There are also many new insecticide ingredients for mosquito control and a new generation of simple, rapid, and highly sensitive diagnostic tests, it said.
“In the coming years, the fruits of this unprecedented investment in malaria research and development could save hundreds of thousands, if not millions, of lives,” said Awa Marie Coll-Seck, executive director of Roll Back Malaria (RBM), which commissioned the report. “This robust product pipeline gives us hope that eradication of malaria is possible.”
She added that cutting funding now would be “a foolish waste of a historic opportunity.” The total available for R&D in 2009, the latest year for which figures are available, was $612 million.
The report assessed progress against the R&D funding goals in a Global Malaria Action Plan set out by RBM in 2008, and estimated what would be needed in the coming decade to deliver the tools required to control, eliminate and eventually eradicate malaria.
It found that sustained, relatively modest increases are needed to boost annual funding to $690 million by 2015, and then called for a larger jump in 2016 to $785 million.
There are 225 million cases a year of malaria, a mosquito-borne disease which can damage the nervous system, kidneys and liver. Severe cases can lead quickly to death.
According to the World Health Organisation’s latest global malaria report, good progress has been made over the past decade, with deaths estimated to have dropped to 781,000 in 2009 from nearly a million in 2000. The largest absolute decrease in death rates was recorded in sub-Saharan Africa, but Africa still accounts for nine out of 10 deaths, mainly children under five.

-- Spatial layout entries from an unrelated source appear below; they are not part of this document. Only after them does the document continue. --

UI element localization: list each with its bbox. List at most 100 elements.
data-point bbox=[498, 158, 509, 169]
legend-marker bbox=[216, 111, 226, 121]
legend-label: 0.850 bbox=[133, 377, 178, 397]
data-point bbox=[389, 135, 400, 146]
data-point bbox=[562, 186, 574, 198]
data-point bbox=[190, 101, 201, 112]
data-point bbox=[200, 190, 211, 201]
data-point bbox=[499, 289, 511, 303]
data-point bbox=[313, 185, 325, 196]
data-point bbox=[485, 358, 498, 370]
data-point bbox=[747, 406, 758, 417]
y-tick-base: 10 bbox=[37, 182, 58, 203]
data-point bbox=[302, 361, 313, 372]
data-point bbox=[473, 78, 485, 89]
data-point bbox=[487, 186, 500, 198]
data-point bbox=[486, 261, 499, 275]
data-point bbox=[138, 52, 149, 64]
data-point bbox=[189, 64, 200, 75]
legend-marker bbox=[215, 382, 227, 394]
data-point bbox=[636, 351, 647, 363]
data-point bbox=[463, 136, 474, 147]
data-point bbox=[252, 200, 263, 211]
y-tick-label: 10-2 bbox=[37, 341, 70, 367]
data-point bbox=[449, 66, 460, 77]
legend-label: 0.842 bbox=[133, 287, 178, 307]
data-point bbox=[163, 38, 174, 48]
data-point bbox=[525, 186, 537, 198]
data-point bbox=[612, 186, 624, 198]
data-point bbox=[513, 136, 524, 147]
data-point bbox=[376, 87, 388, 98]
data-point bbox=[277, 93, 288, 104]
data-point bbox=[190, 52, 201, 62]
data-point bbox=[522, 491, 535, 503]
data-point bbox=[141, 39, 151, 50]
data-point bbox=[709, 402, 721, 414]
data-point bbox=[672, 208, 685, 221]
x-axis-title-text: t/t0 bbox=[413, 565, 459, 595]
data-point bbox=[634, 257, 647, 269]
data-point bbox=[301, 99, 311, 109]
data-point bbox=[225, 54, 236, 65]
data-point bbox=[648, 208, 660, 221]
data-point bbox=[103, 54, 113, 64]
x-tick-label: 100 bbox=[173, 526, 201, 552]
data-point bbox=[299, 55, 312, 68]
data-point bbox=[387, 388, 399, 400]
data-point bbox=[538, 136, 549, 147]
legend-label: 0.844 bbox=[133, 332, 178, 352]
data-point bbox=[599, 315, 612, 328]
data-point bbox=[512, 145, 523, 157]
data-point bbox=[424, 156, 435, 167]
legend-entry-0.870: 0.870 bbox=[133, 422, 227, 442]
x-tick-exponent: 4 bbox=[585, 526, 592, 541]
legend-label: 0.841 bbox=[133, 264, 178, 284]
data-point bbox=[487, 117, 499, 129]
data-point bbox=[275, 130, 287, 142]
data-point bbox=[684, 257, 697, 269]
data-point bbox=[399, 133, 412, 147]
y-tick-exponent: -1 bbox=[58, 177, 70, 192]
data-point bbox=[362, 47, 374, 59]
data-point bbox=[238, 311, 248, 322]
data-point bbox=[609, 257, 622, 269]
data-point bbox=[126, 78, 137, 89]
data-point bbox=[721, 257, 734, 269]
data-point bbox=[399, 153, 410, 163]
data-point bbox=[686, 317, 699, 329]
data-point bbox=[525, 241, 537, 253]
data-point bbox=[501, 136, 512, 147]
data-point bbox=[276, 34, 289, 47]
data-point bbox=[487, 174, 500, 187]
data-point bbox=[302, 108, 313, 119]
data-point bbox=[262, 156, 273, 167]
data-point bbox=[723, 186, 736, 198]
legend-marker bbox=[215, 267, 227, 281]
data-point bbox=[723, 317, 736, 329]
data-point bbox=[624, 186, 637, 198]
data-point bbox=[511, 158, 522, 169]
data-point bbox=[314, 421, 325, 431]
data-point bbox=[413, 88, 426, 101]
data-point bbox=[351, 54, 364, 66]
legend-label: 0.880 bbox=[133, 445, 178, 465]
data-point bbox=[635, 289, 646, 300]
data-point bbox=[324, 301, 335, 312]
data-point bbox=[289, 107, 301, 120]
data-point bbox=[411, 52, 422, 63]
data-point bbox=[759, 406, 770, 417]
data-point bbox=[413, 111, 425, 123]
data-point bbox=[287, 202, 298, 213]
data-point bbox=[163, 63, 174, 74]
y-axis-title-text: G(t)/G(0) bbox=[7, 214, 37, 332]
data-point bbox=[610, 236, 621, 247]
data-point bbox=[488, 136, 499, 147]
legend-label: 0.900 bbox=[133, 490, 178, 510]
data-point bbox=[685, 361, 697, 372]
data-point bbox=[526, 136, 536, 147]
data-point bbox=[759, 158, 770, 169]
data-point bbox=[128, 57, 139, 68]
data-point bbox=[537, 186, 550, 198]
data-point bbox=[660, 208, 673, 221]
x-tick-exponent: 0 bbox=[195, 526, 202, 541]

Yesterday’s report stressed the need to keep up the momentum of the past 10 years and said investing sufficient funds now should allow overall malaria R&D funding to decline beyond 2016 by about 5 percent a year until 2020.
“The malaria control community is in a position to achieve unprecedented reductions in malaria deaths if investors stay the course,” said Mary Moran, Policy Cures’ director.
The report also noted that malaria R&D funding is highly concentrated, with funding from fewer than a dozen governments accounting for nearly half the total in 2009 and industry investment for nearly a fifth. Coll-Seck called for more donors and investors to enter the field.
“The global malaria community does not need a blank check, rather it needs targeted and strategic investments that continue to take us toward the goal of eradicating malaria,” Moran said.
The report was funded by Roll Back Malaria, the Foundation for Innovative New Diagnostics (FIND), Innovative Vector Control Consortium (IVCC), Medicines for Malaria Venture (MMV), and the PATH Malaria Vaccine Initiative.